"He who dreams that he can lead a great crowd of fools without a great store of knavery is a fool.” - Voltaire
We see a system of society, in which a small minority, the capitalist class, own the means of producing wealth. We see that this class no longer takes an active part in the production of the wealth which they own, and of which they retain a large part after paying wages to the workers, the real producers. We see that the capitalist class have ceased to be socially useful and that the organisation of society which they built up, and which was in its time and place necessary and an advance on previous systems, has become a hindrance to further progress. We see that the capitalists maintain their position by their control of the machinery of government, and we know they will not willingly abdicate their privileged position. Because of this, we ask the worker to organise for the conquest of power so that they may wrest from the ruling class their hold on the means, of life, and may rebuild society on the basis of common ownership and democratic control. We strive for something definite and material. We want to abolish capitalism. We stand for the destruction of wage slavery and the profit-making system. Socialism alone lies the hope of the working people.
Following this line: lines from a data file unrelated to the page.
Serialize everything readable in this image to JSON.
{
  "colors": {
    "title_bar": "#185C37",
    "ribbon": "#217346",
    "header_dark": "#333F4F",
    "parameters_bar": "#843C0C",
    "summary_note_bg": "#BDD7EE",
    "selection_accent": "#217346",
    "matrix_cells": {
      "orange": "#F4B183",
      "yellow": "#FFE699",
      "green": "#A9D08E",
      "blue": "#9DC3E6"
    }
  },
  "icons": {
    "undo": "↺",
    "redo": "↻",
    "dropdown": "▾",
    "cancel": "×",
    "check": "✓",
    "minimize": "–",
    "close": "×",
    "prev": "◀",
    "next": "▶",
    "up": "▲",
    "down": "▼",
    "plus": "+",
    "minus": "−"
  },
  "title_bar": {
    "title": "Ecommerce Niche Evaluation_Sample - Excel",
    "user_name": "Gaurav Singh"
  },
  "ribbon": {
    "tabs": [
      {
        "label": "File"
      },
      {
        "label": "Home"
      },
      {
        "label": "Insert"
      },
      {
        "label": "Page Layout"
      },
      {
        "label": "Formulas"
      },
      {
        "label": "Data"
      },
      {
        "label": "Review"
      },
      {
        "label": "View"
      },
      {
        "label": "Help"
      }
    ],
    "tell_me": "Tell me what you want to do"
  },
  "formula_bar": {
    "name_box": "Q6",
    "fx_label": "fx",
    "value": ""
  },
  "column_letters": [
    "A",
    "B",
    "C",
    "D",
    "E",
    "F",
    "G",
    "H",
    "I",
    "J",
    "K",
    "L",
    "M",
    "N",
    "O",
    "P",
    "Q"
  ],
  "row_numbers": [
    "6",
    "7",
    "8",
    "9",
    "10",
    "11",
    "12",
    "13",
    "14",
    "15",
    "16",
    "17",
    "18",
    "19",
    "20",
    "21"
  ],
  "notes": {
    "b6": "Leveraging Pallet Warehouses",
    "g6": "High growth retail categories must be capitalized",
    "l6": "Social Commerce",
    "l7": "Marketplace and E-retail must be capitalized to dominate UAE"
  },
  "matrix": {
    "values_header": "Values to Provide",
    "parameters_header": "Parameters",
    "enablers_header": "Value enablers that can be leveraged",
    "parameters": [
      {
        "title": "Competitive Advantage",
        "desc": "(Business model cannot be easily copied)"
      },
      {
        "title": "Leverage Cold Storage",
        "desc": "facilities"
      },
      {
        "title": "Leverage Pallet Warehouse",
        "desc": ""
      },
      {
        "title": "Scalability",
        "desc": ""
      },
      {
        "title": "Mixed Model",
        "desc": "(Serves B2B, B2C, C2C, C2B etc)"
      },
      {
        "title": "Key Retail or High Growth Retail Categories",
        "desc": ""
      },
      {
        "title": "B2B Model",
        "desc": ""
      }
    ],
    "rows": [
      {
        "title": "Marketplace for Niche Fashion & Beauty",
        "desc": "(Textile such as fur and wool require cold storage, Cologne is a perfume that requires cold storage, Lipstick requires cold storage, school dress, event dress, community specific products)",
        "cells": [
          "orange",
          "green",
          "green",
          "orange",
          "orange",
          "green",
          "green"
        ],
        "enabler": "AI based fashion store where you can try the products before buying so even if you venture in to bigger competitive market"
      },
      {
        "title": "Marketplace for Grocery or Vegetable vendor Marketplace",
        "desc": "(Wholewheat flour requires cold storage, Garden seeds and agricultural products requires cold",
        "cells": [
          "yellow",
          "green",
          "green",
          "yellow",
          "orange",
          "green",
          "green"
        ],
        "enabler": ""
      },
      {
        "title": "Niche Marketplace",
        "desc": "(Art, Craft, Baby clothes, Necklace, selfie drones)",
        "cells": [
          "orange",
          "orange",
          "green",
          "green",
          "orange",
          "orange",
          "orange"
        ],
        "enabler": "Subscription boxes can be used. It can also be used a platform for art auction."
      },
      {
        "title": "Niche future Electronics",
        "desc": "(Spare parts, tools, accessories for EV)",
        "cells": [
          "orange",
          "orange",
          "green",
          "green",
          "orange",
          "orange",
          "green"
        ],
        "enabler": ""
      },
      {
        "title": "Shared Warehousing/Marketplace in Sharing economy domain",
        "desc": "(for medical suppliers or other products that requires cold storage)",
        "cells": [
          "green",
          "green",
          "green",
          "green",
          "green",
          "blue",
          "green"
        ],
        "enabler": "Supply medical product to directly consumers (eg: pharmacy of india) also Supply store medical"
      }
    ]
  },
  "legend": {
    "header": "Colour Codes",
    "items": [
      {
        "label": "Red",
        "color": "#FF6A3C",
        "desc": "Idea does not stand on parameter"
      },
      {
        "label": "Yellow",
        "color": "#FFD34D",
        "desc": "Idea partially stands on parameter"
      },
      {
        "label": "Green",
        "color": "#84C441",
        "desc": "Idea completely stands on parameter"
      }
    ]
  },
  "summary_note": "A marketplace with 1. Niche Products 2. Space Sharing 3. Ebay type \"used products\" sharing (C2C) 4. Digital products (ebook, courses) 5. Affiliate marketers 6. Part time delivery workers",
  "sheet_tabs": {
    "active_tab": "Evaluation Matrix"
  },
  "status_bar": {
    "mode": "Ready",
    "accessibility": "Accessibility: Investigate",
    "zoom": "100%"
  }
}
SOCIALISM is the only remedy for present or future working-class ills and one that can be applied as soon as the workers choose to apply it. We contend that socialism is the only object worthy of working-class support. The sooner you turn aside from the long-exploded quack remedies offered to you and set yourselves to the task of promoting socialism and organising the workers for its accomplishment, the sooner your problems will be solved, and the less will be the cost to you in poverty and suffering.
The workers, the producers of wealth, are poor because they are robbed; they are robbed because they may not use the machinery of wealth production except on terms dictated by the owners, the propertied class. The remedy for working-class poverty and other social ills is the transfer of ownership of these means of production from the capitalist class to society. That, in a few words, is the case for socialism. The work of rebuilding society on this new basis cannot be started until power is in the hands of a socialist working class, and that cannot be until many millions have been convinced of the need for change and are broadly agreed on the way to set to work to bring it about.
Some critics tell us to devote our energy to make the best of capitalism by getting “something now”? By “something now” they mean higher wages, increased State benefits, and other like proposals. It may then come as a surprise to them that we also believe in getting something now. We differ in that we are not willing to subordinate our campaigning for socialism to the demand reforms from the capitalists, and instead, we hold that the best way to get these things is by the revolutionary activity of an organisation of revolutionaries. In other words, the quickest and easiest method of getting reforms from the ruling class is to let them see that it will endanger their position to refuse.
While we recognise that socialism is the only permanent solution, we are do not consider that the capitalists cannot provide better conditions for the workers. If the workers would, cease to struggle for improvements, they’d soon find that there is still room for a worsening of their conditions, and on the other hand were they free from the mental blindness which prevents them from striking a blow when and where it would be most damaging, they might, even within capitalism, raise their standard of living and diminish their insecurity.
Unfortunately, they do not yet see the brutal facts of the class struggle, and too often allow themselves to be paralysed by action by their belief in the supposed community of interest between them and their exploiters, by their response to every deceitful appeal in the name of patriotism, and by their lack of confidence in their own powers and intelligence. They will put up a straight fight against their employers, but they have not yet seen through the more subtle hostility of the newspapers, the politicians, and all the other defenders of the employing class who pose as neutrals because it makes their influence more deadly. The employers and their hired defenders know well enough that your gain is often their loss, and they, therefore, have good reason to persuade you not to seize the opportunities that offer of raising your wages or reducing your hours. But many who talk about the beauties of an “advanced programme of social reforms” seem not to have realised that if such things are to be of any worth to you necessitate at first the dipping into the profits of the other class. Various well-meaning persons may preach arbitration and conciliation, but you know well enough that sweet words do not, as a rule, charm employers into giving higher wages. They will not give up any part of what they hold except under pressure one kind of pressure is fear; the fear that refusal to spend part of their on reforms will encourage revolutionary agitation for the seizure of the whole.
Our aim as socialists is the destruction of the capitalist system of society, and we are therefore unalterably hostile to all political parties which seek to gain control of parliament for any other purpose than the establishment of socialism. The Labour Party is such a party. its so-called “socialists” are puppets dancing on the strings of the industrial and financial capitalists behind the scenes; its pacifists are merely decoys who will allay suspicion while the militarists prepare for war; its radical left is a convenient buffer to receive the blows of the workers so soon as they tire of waiting for something to be done to relieve their misery.